Entering college is a stressful experience for any student, but especially so for student-athletes. Not only must they go through the typical process of meeting new friends and professors, but they must also adjust to a new group of teammates and coaches while playing a sport at the highest level.
For the freshmen of Wisconsin’s women’s hockey team, that task was made much easier by a wealth of prior experience playing together for the USA Under-18 National Team. All five of the incoming skaters, Alexis Mauermann, Abby Roque, Presley Norby, Maddie Rowe and Mekenzie Steffen, played for the U.S. in one of the last two IIHF U-18 Women’s World Championships, as well as a variety of select and developmental teams.
“It’s made it a lot easier already knowing people, and them being so close to you. It helps on the ice with chemistry,” Mauermann said. “You’re like, ‘all right, these people I went to school with, these people I played with,’ and it definitely makes it more exciting too, because you know people on the team.”

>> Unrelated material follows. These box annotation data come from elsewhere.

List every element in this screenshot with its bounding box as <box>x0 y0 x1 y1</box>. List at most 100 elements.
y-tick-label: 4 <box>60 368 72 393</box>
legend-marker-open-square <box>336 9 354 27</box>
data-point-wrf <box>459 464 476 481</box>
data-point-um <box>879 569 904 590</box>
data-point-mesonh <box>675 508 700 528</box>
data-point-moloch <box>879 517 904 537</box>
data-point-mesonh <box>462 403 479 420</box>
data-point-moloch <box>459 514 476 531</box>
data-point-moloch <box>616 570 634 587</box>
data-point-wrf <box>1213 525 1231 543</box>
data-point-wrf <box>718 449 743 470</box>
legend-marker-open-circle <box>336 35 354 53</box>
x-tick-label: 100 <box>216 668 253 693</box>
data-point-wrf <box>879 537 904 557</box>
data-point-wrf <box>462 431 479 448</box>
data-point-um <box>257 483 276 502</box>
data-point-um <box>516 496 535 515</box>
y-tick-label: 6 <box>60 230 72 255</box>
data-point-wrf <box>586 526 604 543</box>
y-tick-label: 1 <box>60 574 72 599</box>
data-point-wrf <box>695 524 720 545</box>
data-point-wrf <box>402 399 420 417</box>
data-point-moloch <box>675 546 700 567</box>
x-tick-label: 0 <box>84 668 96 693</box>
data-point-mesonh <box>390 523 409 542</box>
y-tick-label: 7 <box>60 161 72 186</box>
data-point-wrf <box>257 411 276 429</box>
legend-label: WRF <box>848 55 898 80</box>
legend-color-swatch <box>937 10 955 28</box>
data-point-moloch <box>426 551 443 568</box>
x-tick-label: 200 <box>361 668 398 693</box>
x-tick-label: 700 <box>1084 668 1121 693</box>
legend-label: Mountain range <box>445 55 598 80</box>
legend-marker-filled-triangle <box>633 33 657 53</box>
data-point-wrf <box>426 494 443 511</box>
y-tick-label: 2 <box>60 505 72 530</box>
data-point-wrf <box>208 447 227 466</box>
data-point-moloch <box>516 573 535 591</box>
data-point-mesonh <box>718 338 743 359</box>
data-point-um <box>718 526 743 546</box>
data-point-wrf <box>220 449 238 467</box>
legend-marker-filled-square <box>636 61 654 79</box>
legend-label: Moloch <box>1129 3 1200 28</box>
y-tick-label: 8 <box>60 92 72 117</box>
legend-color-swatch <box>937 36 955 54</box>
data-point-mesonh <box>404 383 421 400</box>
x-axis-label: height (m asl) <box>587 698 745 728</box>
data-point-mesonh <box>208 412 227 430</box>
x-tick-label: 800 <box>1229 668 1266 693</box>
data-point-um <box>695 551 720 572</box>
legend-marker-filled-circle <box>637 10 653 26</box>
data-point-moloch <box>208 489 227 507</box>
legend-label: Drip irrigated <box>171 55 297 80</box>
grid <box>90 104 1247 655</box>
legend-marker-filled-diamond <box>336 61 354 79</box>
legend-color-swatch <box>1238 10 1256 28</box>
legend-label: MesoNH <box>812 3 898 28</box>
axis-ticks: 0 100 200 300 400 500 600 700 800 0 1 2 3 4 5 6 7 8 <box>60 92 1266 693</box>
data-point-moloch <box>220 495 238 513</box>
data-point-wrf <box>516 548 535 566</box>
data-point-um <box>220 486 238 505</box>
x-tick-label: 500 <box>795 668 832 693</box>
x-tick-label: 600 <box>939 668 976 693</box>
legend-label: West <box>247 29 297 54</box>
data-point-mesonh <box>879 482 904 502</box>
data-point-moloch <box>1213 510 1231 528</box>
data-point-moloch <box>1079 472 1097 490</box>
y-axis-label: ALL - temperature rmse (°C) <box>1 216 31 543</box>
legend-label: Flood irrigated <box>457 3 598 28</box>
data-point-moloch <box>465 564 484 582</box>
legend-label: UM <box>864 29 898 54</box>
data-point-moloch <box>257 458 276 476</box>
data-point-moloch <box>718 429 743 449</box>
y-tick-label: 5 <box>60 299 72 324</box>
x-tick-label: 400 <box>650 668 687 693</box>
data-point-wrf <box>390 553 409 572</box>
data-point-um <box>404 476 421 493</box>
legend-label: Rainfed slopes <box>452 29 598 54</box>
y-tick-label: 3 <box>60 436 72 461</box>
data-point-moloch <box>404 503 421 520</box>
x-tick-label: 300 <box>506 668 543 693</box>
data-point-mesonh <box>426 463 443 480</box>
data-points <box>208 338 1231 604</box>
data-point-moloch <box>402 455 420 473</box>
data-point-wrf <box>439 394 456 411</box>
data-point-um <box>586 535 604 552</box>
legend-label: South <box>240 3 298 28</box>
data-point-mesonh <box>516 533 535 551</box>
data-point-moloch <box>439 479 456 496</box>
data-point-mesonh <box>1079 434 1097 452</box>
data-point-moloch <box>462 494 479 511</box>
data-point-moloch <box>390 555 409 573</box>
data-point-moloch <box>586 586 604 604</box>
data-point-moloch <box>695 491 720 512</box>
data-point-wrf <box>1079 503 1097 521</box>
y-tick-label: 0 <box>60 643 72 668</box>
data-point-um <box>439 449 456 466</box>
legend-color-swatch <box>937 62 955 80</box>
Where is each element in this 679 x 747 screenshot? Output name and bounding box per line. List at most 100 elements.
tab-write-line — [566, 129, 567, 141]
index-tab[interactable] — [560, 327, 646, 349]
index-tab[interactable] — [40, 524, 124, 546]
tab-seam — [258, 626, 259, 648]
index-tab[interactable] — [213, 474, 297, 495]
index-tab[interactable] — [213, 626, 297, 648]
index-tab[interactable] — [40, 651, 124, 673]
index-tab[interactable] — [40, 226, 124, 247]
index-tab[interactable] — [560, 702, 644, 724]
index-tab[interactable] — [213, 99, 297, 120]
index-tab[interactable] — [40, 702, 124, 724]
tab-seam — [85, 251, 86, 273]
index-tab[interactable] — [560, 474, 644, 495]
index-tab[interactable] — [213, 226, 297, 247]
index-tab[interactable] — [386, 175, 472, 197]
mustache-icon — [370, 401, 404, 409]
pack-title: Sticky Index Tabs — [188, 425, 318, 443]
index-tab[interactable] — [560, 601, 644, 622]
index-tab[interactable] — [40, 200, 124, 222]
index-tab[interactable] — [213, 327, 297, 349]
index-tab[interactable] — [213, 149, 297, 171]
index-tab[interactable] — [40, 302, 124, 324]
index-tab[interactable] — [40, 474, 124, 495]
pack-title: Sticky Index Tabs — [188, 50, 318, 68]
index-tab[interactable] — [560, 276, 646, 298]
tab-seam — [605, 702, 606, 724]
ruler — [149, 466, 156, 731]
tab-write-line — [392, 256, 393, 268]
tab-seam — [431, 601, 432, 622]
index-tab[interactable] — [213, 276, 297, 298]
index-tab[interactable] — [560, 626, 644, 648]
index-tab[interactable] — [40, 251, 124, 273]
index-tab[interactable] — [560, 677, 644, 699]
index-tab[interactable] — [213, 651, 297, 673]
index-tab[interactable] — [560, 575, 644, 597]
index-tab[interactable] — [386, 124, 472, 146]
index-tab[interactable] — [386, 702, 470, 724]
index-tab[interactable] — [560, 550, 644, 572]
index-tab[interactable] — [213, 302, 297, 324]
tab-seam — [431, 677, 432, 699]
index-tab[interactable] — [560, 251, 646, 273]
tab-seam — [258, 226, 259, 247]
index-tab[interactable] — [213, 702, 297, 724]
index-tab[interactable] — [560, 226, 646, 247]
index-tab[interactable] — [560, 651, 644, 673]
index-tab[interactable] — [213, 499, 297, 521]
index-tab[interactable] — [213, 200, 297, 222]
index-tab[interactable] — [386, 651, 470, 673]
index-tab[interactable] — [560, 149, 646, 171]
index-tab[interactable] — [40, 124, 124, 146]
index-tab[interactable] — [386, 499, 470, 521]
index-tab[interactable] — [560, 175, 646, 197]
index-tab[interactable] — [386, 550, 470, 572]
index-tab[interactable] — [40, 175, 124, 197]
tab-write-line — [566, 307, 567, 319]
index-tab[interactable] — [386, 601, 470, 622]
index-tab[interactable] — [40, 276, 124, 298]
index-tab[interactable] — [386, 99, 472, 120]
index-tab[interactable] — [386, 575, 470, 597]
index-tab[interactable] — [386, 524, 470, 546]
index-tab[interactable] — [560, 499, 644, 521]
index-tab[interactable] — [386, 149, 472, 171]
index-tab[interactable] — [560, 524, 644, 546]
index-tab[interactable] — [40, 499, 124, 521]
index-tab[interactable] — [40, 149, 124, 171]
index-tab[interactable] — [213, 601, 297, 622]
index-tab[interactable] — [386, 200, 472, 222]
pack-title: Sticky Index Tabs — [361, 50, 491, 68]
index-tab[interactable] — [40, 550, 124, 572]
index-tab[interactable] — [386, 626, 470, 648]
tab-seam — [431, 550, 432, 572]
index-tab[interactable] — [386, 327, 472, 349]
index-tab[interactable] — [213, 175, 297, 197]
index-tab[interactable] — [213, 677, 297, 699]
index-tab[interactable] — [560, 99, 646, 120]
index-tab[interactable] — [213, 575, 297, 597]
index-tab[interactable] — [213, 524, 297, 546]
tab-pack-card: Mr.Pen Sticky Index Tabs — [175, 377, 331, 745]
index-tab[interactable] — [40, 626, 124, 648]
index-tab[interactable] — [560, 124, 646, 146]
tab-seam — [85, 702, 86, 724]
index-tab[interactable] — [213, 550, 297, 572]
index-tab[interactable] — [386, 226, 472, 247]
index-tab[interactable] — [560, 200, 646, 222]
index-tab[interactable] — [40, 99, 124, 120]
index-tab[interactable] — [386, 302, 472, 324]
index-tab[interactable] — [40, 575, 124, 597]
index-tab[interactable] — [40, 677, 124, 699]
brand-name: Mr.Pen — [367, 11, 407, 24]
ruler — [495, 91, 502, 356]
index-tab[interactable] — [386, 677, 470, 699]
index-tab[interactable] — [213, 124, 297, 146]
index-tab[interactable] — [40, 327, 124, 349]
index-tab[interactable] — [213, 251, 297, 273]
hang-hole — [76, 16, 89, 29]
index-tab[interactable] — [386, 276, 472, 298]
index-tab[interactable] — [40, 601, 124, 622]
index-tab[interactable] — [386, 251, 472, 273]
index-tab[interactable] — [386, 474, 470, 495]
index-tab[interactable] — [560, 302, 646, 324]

With junior forward Annie Pankowski out of the lineup, Mauermann was placed on a line with Roque and sophomore Sophia Shaver against Bemidji State. Surrounded by teammates she had known since childhood, Mauermann had a breakout series, scoring all three of her season’s goals in just two games.
Getting to play for a national team during the collegiate season can also be a valuable change of scenery for players who are not performing to expectations. Pankowski, who led the Badgers in scoring last season, had yet to collect a goal this year when she was called to join the U.S. National Team in the Four Nations Cup. Since returning to Madison, Pankowski has scored six goals in just four games and given the Badgers a much-needed offensive spark.
“I was in a little slump at the beginning of the year and I think that going to play with the national team kinda shook me out of it a little bit,” Pankowski said. “I came back with a fresh mindset, and being able to play back with [Emily] Clark and Sam [Cogan] made it a little bit more exciting and a little newer.”
Even for players performing at a high level, a few games with a national team provide valuable experience that can be transferred into play at the collegiate level and potentially beyond.
“I think definitely playing [at the international level] with those players who think the game a little bit different, you can learn a lot from them,” said junior forward Emily Clark, who, along with senior goaltender Ann-Renée Desbiens, will join the Canadian National Team for a two-game series in December.
Having players miss time to join their national teams is still a challenge for collegiate squads, especially a team like Wisconsin that fields numerous top players from the U.S. and Canada. Thus far, the Badgers have been lucky enough to be at full strength for their most important series against Clarkson and Minnesota-Duluth, as well as their upcoming series with No. 2 Minnesota. But what some might see as a disadvantage, the Badger players regard as a chance to grow as a team.
“I think other people have to step up, sometimes the lines get jumbled up,” said senior forward Sydney McKibbon. “I know we’re gonna be missing some players later on in the year when we go to Lindenwood, so it’s an opportunity for the other players who are there to step up and have a chance to play.”